Reporters who remained on the job said Friday that Armstrong killed a staff-written story explaining why the five editors and columnist Barney Brantingham had quit the paper.
Instead, the News-Press ran a “note to our readers” at the bottom of the front page. In it, Armstrong said the journalists had left the newspaper because of “differences of opinion as to direction, goals and vision.”
He promised that the newspaper would continue “to enhance our news coverage while maintaining both the standards of journalism as well as the standards of this community with respect to personal privacy, fairness and good taste.”
The note didn’t sit well with Steve Amerikaner, a prominent Santa Barbara land-use attorney and former city attorney. Santa Barbara is small, but it has a high degree of civic involvement and a sophisticated population that “deserves a first-rate newspaper,” he said.
“You wouldn’t have known there was something going on at the News-Press by reading the paper today,” he said Friday. “You had to look at, oh, I don’t know, the L.A. Times.”
Amerikaner said the newsroom meltdown was the topic of conversation everywhere he went. At his local Starbucks, “I heard 12 different people talking about what was going on at the News-Press.”
Downtown merchants are concerned about the fallout for business, said Marshall Rose, executive director of the Downtown Organization.

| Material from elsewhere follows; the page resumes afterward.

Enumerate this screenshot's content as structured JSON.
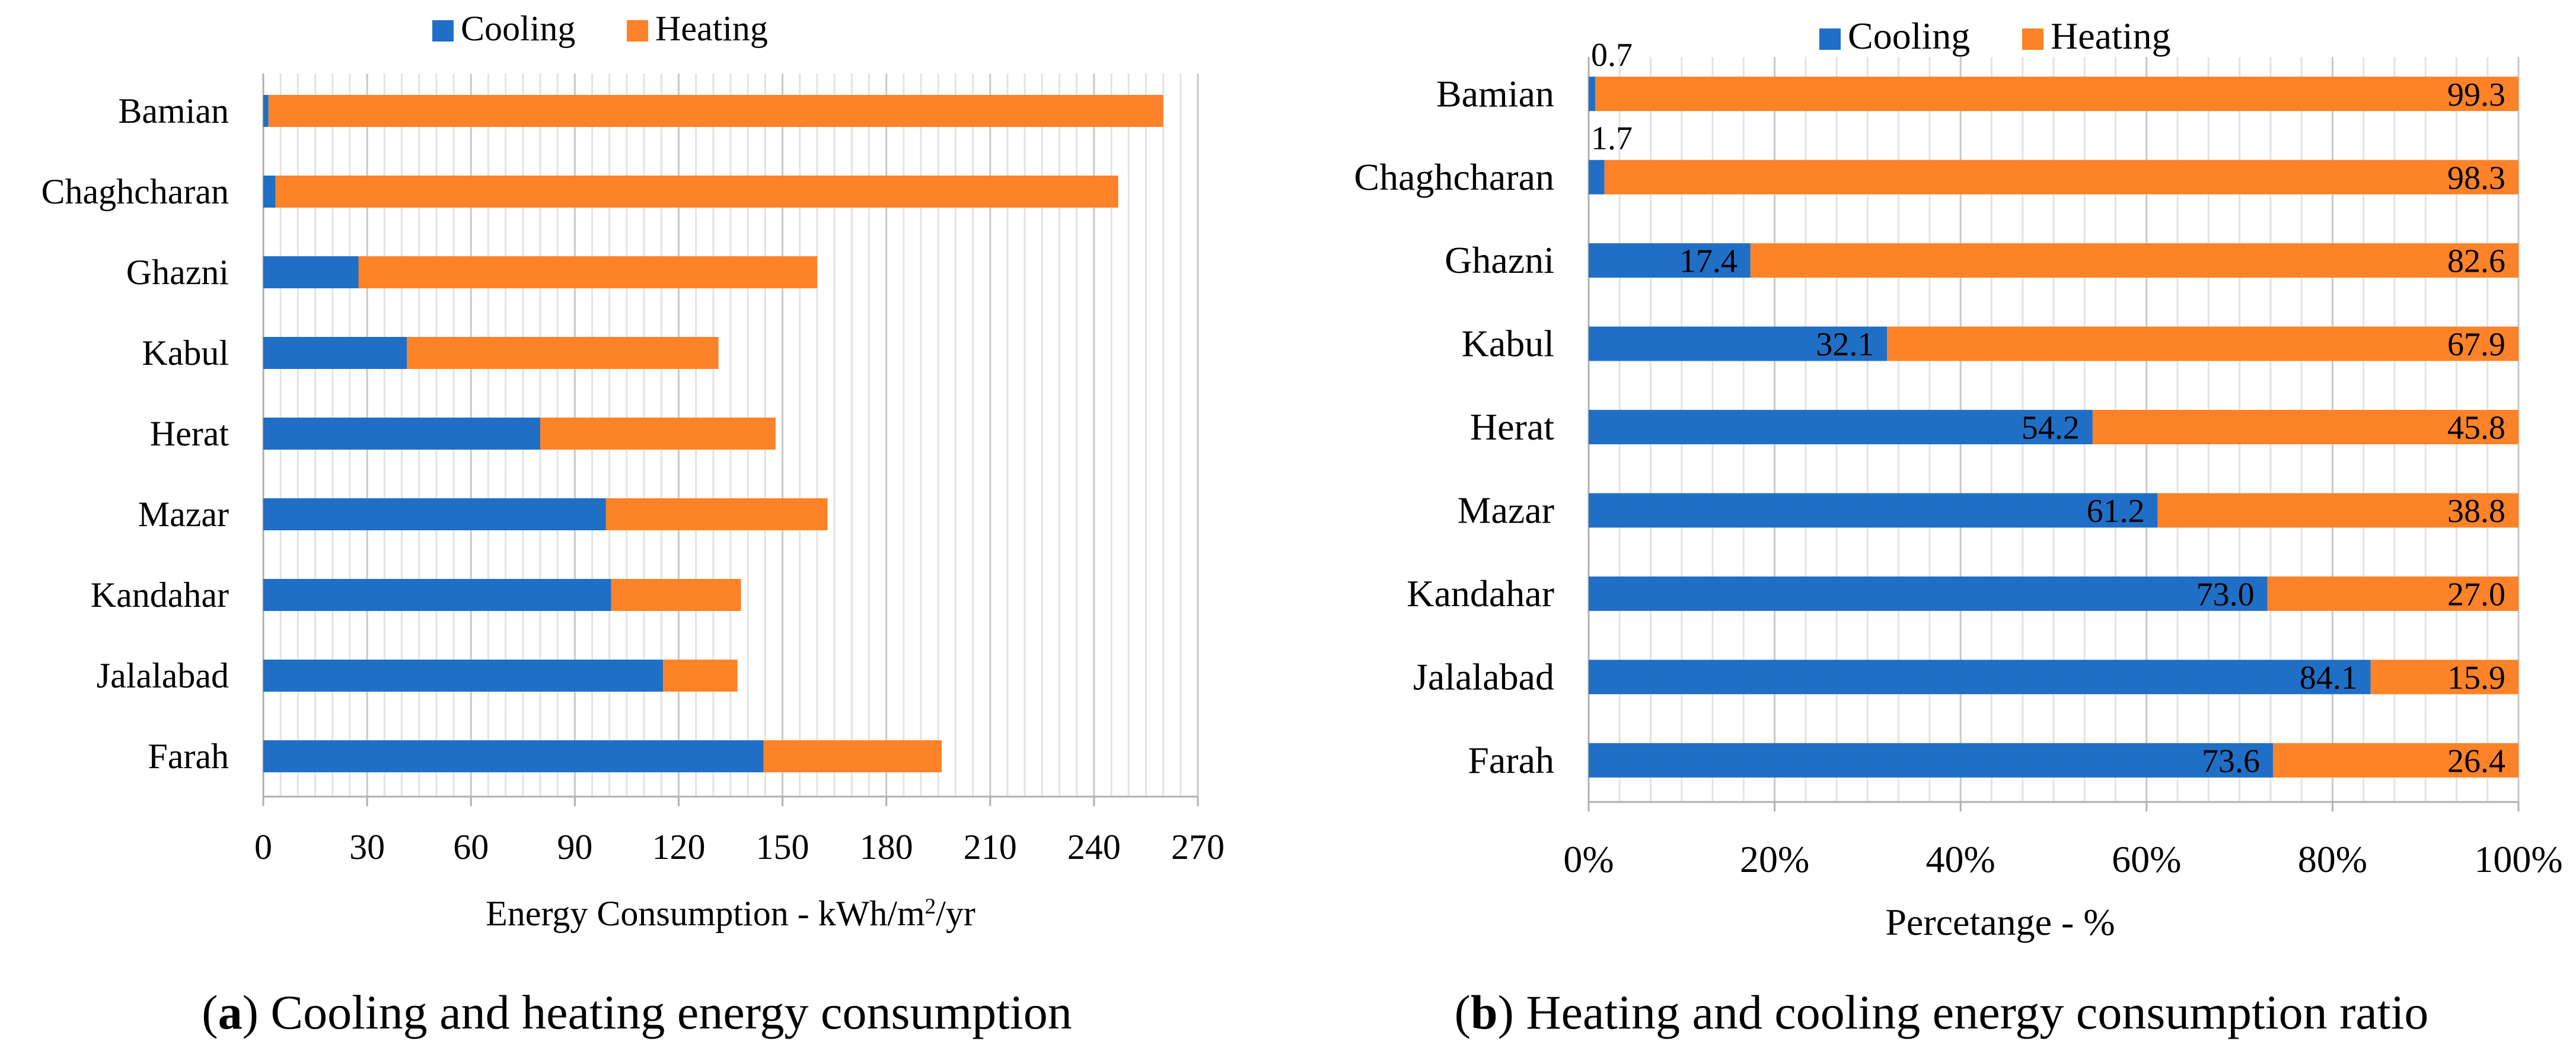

“We need a strong daily newspaper,” Rose said. “Business relies on the News-Press to provide current events and as a print medium to advertise. To have the classifieds deteriorate in any significant way would be troublesome.”
Rose, 62, said he grew up reading, and later advertising in, the News-Press, as did his businessman father. They knew all of the previous owners before McCaw, who arrived six years ago, he said.

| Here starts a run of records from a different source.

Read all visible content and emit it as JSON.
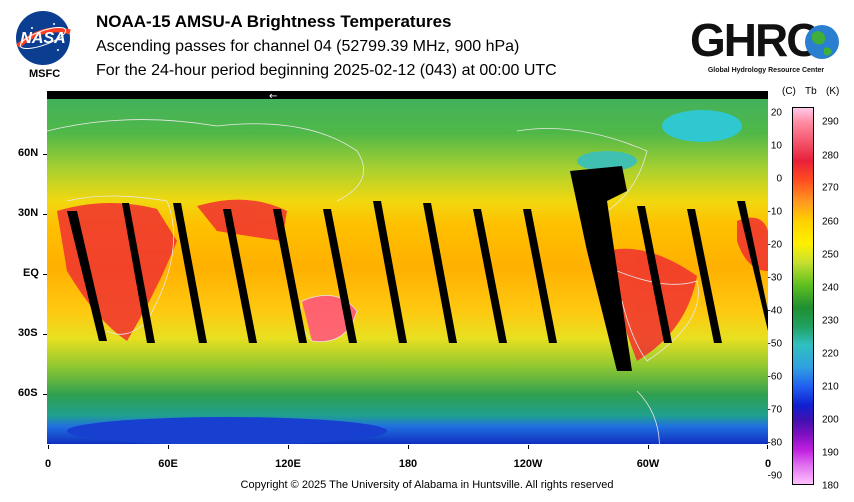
{
  "header": {
    "title": "NOAA-15 AMSU-A Brightness Temperatures",
    "line1": "Ascending passes for channel 04 (52799.39 MHz, 900 hPa)",
    "line2": "For the 24-hour period beginning 2025-02-12 (043) at 00:00 UTC"
  },
  "logos": {
    "nasa": {
      "text": "NASA",
      "caption": "MSFC"
    },
    "ghrc": {
      "text": "GHRC",
      "caption": "Global Hydrology Resource Center"
    }
  },
  "map": {
    "arrow_glyph": "←",
    "lat_labels": [
      "60N",
      "30N",
      "EQ",
      "30S",
      "60S"
    ],
    "lon_labels": [
      "0",
      "60E",
      "120E",
      "180",
      "120W",
      "60W",
      "0"
    ]
  },
  "colorbar": {
    "celsius_header": "(C)",
    "tb_header": "Tb",
    "kelvin_header": "(K)",
    "celsius_ticks": [
      "20",
      "10",
      "0",
      "-10",
      "-20",
      "-30",
      "-40",
      "-50",
      "-60",
      "-70",
      "-80",
      "-90"
    ],
    "kelvin_ticks": [
      "290",
      "280",
      "270",
      "260",
      "250",
      "240",
      "230",
      "220",
      "210",
      "200",
      "190",
      "180"
    ],
    "colors": {
      "hot": "#e8203a",
      "mid": "#ffd000",
      "cool": "#209030",
      "cold": "#1020d0"
    }
  },
  "footer": {
    "copyright": "Copyright © 2025 The University of Alabama in Huntsville.  All rights reserved"
  }
}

“There have been changes, but they have been evolutionary, not revolutionary,” he said. “This is a pretty dramatic upheaval.”

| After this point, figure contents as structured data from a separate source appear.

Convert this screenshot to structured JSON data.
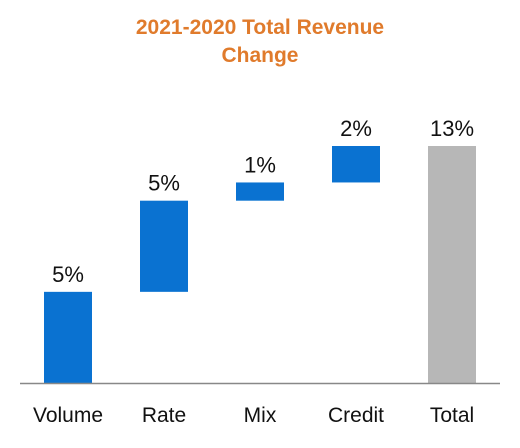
{
  "chart_data": {
    "type": "bar",
    "subtype": "waterfall",
    "title": "2021-2020 Total Revenue Change",
    "title_lines": [
      "2021-2020 Total Revenue",
      "Change"
    ],
    "categories": [
      "Volume",
      "Rate",
      "Mix",
      "Credit",
      "Total"
    ],
    "values": [
      5,
      5,
      1,
      2,
      13
    ],
    "data_labels": [
      "5%",
      "5%",
      "1%",
      "2%",
      "13%"
    ],
    "bar_kind": [
      "delta",
      "delta",
      "delta",
      "delta",
      "total"
    ],
    "unit": "%",
    "ylim": [
      0,
      13
    ],
    "xlabel": "",
    "ylabel": "",
    "grid": false,
    "legend": "none",
    "colors": {
      "delta": "#0a72d1",
      "total": "#b7b7b7",
      "title": "#e07b2c",
      "axis": "#888888",
      "text": "#111111"
    }
  }
}
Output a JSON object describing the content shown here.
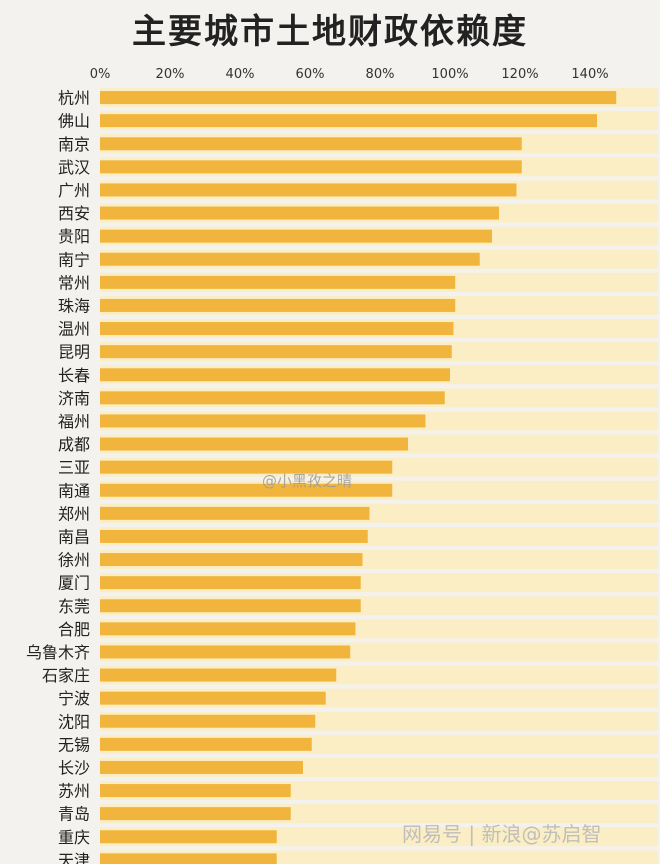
{
  "chart_data": {
    "type": "bar",
    "orientation": "horizontal",
    "title": "主要城市土地财政依赖度",
    "xlim": [
      0,
      150
    ],
    "ticks": [
      0,
      20,
      40,
      60,
      80,
      100,
      120,
      140
    ],
    "tick_labels": [
      "0%",
      "20%",
      "40%",
      "60%",
      "80%",
      "100%",
      "120%",
      "140%"
    ],
    "categories": [
      "杭州",
      "佛山",
      "南京",
      "武汉",
      "广州",
      "西安",
      "贵阳",
      "南宁",
      "常州",
      "珠海",
      "温州",
      "昆明",
      "长春",
      "济南",
      "福州",
      "成都",
      "三亚",
      "南通",
      "郑州",
      "南昌",
      "徐州",
      "厦门",
      "东莞",
      "合肥",
      "乌鲁木齐",
      "石家庄",
      "宁波",
      "沈阳",
      "无锡",
      "长沙",
      "苏州",
      "青岛",
      "重庆",
      "天津"
    ],
    "values": [
      147.5,
      142,
      120.5,
      120.5,
      119,
      114,
      112,
      108.5,
      101.5,
      101.5,
      101,
      100.5,
      100,
      98.5,
      93,
      88,
      83.5,
      83.5,
      77,
      76.5,
      75,
      74.5,
      74.5,
      73,
      71.5,
      67.5,
      64.5,
      61.5,
      60.5,
      58,
      54.5,
      54.5,
      50.5,
      50.5
    ],
    "bar_color": "#f1b53e",
    "band_color": "#fbeec4",
    "grid": false
  },
  "watermarks": {
    "center": "@小黑孜之晴",
    "bottom": "网易号 | 新浪@苏启智"
  }
}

On sun-drenched State Street, tourists and students filled trendy cafes and shops. Many local residents said they were unaware of the troubles at the newspaper.
But at Joe’s Cafe, waitress Cathy McGee, 48, was distressed to learn that Brantingham was among the mass resignations.
“Barney quit? Oh, no!” McGee said, jaw dropping. “He’s my favorite. He always stood up for the little guy.”
McGee said she is no longer a home subscriber but that she reads the paper’s local news each day at work. Now, she said, she will wonder whether what the News-Press is reporting is true.
“It’s sad, because you don’t have enough time to check things out at the City Council yourself,” she said. “You depend on the newspaper to tell you that.”
Those who stayed on the job scrambled to put out this weekend’s editions Friday, with reporters filling in for the editors who quit. They planned to run more features and, perhaps, use photo essays to fill space that normally might be occupied by news stories.
About 30 of the paper’s remaining journalists met late Thursday night at one of their homes to plan what to do next. They hoped to register their dismay with management but hadn’t decided how best to do that, according to two who attended the session.
“We are really limping along right now. We are not doing all the reporting and stories we would like to be doing,” said one reporter, who asked not to be identified out of fear of being disciplined.
The city’s movers and shakers, meanwhile, said they were waiting to see what would happen next. Amerikaner said he has already heard vague talk of other media moving in to fill the void -- and that if McCaw intends to respond to reader concerns, she needs to act quickly.
“I don’t know what it takes to repair it,” he said. “But something dramatic needs to happen for the paper to reestablish its position and reputation within the community.”